そんな中、近藤が俺の前の席のイスに逆向きに座り、今回のテストの成果を聞いてきた。

「いまのところ4勝1敗だ。なんと赤点がまだ1教科しかない」
「すげーな。悦郎にしちゃやるじゃねえか」
「そっちはどうなんだ?」
「赤2だ。世界史と物理がダメだった」
「あー。物理は俺と一緒だな」
「わっかんねーよな。なんとかの法則とかありすぎて」
「緑青に言わせれば、法則と公式を覚えておけばいいだけだから、簡単らしいぞ」
「うわー。できるヤツの意見だ」
「まあ実際できてるんだから仕方ないよな」
「確かに」

このクラスの成績上位者である緑青。
どうやら今回はかなり調子がいいらしく、トップの成績を連発している。
それを気に入らないのは、普段から緑青をライバル視している藤黄だった。
もっとも、藤黄が一方的に絡んでいっているだけであって、緑青の方ではまったく気にしてはいないらしい。
逆の意味――からかったら面白い的な意味では気にはしているっぽいが。

そんな藤黄が、当然の如く今の時間も緑青にちょっかいを掛けていた。
今のところ唯一、藤黄が緑青を上回った保健体育の答案用紙を緑青に突きつけているようだ。

「はっはーん。
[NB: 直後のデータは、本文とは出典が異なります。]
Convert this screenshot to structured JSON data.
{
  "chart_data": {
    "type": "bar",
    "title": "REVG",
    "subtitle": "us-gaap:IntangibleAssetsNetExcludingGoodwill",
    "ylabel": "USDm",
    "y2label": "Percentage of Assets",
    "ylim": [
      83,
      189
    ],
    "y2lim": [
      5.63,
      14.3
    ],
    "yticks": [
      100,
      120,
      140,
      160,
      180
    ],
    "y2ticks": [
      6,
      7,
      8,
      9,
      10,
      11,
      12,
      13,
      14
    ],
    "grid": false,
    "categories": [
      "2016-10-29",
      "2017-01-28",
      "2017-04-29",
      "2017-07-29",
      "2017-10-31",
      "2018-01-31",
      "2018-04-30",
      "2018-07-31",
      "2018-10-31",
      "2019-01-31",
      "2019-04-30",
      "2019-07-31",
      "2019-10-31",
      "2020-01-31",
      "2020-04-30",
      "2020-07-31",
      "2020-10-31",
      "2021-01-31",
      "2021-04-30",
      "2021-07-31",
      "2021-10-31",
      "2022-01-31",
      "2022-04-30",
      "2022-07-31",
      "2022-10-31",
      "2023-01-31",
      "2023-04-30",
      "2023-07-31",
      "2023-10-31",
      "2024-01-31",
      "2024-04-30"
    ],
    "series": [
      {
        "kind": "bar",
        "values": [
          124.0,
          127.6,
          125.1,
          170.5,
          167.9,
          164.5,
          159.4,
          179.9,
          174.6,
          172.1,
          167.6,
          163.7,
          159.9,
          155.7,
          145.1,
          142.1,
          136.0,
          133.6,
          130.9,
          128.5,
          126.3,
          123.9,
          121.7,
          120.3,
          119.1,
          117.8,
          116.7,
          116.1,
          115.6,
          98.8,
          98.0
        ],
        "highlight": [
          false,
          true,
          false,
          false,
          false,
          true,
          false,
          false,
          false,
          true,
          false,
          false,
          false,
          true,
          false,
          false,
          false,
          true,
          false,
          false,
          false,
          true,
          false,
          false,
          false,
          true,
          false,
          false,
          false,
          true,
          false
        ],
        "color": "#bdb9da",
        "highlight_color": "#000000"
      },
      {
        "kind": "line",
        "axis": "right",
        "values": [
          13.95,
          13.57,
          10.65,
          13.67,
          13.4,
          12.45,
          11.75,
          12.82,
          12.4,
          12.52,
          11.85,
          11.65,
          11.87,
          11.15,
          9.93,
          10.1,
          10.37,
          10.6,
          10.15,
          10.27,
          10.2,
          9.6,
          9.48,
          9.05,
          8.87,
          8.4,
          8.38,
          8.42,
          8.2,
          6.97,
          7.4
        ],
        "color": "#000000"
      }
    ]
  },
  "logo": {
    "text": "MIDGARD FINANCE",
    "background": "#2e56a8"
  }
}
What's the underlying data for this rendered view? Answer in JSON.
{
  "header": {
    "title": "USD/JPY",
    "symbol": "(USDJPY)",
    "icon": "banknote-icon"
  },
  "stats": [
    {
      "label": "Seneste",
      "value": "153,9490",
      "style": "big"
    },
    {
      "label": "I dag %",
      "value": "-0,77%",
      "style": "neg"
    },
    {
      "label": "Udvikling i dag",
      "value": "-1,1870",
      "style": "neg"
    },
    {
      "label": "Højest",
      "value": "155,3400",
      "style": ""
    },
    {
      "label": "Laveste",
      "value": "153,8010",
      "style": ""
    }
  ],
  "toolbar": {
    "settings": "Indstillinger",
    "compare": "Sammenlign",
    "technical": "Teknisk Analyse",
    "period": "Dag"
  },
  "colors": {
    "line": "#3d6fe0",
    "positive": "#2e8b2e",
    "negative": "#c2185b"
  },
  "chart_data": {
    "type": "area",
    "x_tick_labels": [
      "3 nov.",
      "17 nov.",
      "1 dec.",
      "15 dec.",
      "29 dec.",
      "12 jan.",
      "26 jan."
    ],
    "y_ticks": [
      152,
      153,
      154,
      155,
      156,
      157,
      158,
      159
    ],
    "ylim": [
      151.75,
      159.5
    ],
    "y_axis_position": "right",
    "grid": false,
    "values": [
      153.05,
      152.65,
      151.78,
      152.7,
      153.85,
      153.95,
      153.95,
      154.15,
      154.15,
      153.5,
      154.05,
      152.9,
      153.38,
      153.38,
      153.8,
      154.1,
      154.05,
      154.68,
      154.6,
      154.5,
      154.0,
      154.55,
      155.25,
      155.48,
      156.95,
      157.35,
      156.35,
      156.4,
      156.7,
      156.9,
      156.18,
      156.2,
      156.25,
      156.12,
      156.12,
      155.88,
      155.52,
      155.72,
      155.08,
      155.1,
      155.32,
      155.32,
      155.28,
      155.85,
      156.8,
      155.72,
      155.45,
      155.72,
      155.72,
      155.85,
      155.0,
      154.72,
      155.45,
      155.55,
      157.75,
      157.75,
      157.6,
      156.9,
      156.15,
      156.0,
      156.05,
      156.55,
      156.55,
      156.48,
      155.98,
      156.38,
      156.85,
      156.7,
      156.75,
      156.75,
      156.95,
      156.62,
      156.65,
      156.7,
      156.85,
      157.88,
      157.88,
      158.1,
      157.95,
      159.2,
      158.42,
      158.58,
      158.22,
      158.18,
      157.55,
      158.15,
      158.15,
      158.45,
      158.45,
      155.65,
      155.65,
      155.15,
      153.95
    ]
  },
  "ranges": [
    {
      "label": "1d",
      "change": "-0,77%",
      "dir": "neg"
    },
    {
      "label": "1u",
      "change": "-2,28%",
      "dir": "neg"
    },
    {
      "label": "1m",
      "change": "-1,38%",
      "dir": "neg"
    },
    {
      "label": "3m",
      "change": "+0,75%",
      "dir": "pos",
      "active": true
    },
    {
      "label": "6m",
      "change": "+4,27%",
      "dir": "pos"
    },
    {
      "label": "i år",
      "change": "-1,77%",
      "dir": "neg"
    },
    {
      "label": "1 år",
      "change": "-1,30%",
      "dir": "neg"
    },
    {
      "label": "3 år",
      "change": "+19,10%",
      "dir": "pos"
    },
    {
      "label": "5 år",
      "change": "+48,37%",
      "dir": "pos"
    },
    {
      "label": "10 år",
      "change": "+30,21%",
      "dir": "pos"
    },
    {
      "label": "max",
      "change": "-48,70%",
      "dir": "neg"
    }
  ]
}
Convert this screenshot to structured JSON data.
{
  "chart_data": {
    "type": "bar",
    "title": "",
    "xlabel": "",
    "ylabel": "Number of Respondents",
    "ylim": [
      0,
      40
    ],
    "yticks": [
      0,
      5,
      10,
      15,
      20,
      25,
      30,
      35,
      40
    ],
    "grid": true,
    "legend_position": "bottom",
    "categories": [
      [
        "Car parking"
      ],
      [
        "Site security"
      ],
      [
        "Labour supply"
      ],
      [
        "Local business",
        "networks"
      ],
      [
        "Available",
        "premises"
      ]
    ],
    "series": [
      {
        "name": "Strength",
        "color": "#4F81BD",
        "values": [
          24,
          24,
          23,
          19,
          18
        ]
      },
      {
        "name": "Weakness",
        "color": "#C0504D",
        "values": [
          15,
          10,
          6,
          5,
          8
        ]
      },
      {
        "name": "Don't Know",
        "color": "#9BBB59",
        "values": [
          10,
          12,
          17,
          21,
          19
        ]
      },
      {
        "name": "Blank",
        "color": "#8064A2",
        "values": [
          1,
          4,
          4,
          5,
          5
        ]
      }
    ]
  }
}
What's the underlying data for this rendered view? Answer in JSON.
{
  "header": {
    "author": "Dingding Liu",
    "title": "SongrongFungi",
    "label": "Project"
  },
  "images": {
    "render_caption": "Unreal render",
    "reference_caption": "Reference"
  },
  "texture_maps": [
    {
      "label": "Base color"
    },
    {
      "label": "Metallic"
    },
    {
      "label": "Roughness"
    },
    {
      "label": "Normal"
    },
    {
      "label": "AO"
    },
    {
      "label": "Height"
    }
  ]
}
どうだ緑青。素直に敗けを認めろ」
「うん。私の敗け。2点」
「くっくっく。そうそう。それでいいんだよ。私は89点。そっちは87点。2点も私が勝ってる。はーっはっはっはっは」
「……」

どう考えても不毛にしか思えない藤黄と緑青のやりとり。
というか本当に藤黄は、あれで満足なのだろうか。

「なあ近藤」
「なんだ?」
「保健体育で勝っただけで、藤黄の勝ちになるのか?」
「いや、ならないだろ」
「だよな?」
「ってかそもそも、成績で勝負するなら保健体育はカウントしないだろ。一応期末の科目には入ってたけどよ」
「普通は英語とか数学とか、そういうのだよな。受験科目に入ってるような」
「そうそう」

「はーっはっはっはっは。これからは私の天下だな。うんうん。ようやく緑青も私が上だっていうことを認めた。これからは私が勉強見てやるからな。わからないことがあったら、すぐに聞いてこいよ」
「別にいい」
「はははははっ。遠慮するな遠慮するな」
「……」

俺の記憶が確かならば、藤黄が緑青の成績を上回ったのは、これがはじめてのはずだ。
だからなのだろう。
藤黄があんなにもハイテンションになっているのは。
だが……。

「それによ、近藤」
「なんだ?」
「保健体育のトップ、藤黄じゃないよな?」
「ああ。佐郷が満点取りやがった。アイツ、ああいうのはマジで得意なんだよな」

「あーっはっはっはっはっはっは」

あと1教科で午前の授業が終わる。
そんな弛緩した空気の教室に、藤黄の笑い声が響いていた。